Saturday, 05 September, 2009  
Anonymous Anonymous said...

Hopefully there is something about this target, despite being highly variable, that would prevent it from evolving out of range of this antibody. I understand that the virus has a wretchedly high mutation rate so if there is a work-around to be discovered it would find it. It really is a sinister little thing.

I have heard of an idea of designing drugs which actually lower the mutation rates of pathogens but that may have only been in regards to bacteria. If there was a means of tricking the HIV into replicating more accurately it would extend the length of time a given drug would be effective before the virus adapted to it.

Sunday, 06 September, 2009  
Blogger read it said...

Is it just me or is it really easy to avoid HIV infection?

Monday, 07 September, 2009  
Blogger al fin said...

For most people in most circumstances, SG, you are right.

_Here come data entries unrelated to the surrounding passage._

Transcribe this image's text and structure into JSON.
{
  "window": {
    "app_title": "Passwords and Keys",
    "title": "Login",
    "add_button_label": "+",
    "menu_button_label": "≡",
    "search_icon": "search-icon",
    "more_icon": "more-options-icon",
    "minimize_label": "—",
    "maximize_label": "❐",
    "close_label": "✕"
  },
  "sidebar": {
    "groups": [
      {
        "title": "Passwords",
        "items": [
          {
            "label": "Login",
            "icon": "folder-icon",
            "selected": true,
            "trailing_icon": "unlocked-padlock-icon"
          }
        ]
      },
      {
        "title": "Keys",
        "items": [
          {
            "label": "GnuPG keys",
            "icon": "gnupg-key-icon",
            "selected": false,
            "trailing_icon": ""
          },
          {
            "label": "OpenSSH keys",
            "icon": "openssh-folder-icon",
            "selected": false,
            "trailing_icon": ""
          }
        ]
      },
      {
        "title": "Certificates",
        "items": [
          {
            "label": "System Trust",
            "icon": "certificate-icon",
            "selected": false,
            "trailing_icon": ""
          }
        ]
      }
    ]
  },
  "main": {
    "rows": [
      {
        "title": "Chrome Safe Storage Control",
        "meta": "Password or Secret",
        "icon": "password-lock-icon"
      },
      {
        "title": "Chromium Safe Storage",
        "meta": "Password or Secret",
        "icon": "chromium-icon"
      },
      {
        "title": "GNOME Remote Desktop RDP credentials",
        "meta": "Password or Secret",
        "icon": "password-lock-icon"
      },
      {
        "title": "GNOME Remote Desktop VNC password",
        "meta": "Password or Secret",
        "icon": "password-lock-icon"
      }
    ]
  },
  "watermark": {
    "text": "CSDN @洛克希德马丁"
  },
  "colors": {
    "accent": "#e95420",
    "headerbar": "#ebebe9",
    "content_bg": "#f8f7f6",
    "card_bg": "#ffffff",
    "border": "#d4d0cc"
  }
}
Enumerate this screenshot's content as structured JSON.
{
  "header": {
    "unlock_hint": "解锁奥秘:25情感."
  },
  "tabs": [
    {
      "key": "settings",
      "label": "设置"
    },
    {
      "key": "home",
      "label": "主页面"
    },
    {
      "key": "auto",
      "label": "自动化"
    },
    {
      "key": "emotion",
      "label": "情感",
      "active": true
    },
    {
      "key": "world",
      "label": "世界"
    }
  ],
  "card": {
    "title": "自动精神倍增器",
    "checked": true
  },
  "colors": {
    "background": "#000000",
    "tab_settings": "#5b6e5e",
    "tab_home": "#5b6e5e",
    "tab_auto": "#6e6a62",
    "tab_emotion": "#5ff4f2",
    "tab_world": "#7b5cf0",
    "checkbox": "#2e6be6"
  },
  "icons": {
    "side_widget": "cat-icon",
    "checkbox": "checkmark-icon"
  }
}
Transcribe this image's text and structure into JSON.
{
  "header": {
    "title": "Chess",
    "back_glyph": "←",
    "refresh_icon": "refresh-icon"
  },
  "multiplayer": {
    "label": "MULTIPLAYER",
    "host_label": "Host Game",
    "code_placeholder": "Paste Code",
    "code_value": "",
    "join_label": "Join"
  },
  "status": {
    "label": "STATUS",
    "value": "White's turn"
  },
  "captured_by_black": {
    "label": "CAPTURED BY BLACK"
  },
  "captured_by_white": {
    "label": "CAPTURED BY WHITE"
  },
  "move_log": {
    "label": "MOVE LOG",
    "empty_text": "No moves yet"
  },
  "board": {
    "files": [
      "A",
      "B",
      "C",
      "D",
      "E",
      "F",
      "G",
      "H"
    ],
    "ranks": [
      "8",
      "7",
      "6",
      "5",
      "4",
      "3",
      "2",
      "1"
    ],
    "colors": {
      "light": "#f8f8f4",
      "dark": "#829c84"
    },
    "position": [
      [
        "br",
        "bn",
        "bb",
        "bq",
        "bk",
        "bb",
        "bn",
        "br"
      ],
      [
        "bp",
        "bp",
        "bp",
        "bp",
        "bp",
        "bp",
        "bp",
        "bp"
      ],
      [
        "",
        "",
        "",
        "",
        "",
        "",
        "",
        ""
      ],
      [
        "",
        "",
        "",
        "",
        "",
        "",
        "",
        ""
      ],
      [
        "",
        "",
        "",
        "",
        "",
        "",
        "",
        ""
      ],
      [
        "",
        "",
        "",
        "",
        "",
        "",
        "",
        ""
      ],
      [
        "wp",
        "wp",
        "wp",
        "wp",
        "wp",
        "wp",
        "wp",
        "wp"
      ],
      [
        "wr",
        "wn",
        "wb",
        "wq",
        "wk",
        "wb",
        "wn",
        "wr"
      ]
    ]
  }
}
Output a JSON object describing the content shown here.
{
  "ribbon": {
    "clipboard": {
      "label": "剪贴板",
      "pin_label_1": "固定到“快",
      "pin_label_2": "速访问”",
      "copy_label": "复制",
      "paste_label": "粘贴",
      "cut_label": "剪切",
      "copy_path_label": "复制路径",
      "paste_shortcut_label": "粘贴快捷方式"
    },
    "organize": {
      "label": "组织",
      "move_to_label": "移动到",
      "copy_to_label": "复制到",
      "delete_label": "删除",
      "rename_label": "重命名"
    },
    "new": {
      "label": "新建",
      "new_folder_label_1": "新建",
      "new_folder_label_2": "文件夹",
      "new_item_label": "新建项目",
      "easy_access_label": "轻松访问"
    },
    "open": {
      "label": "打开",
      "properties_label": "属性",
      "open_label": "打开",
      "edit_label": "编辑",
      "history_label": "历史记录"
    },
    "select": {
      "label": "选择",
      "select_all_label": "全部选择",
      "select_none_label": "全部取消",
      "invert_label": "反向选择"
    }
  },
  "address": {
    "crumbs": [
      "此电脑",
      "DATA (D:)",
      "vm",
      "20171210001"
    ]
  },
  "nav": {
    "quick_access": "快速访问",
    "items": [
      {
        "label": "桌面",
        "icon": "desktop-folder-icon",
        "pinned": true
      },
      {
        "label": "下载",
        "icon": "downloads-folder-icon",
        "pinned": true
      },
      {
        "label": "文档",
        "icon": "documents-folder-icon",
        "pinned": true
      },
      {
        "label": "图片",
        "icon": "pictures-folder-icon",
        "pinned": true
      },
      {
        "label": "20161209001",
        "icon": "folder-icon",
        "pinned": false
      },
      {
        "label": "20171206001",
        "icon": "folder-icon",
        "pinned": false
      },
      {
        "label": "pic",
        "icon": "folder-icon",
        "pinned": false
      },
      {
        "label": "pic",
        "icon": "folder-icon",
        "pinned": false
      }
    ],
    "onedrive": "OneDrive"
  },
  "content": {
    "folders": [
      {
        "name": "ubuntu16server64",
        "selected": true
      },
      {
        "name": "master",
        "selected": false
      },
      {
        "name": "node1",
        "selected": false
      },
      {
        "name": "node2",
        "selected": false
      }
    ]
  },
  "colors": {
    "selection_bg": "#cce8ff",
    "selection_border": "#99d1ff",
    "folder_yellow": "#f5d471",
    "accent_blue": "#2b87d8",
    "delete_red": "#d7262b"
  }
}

If you are a health care worker or in EMS it only takes one little accidental exposure.

Or if instruments are not properly cleaned, a visit to the dentist, physician, or chiropractor may leave you with an unwanted hitchhiker.

Be sure not to get in a serious car accident. The chances for exposure throughout such an ordeal from asphalt to ER to OR to ICU to regular bed to rehab are small but existent, particularly with multiple invasive procedures, blood transfusions, etc.

Children born with HIV . . .

Most HIV infected put themselves in high risk categories, but some people are just in the wrong place at the wrong time.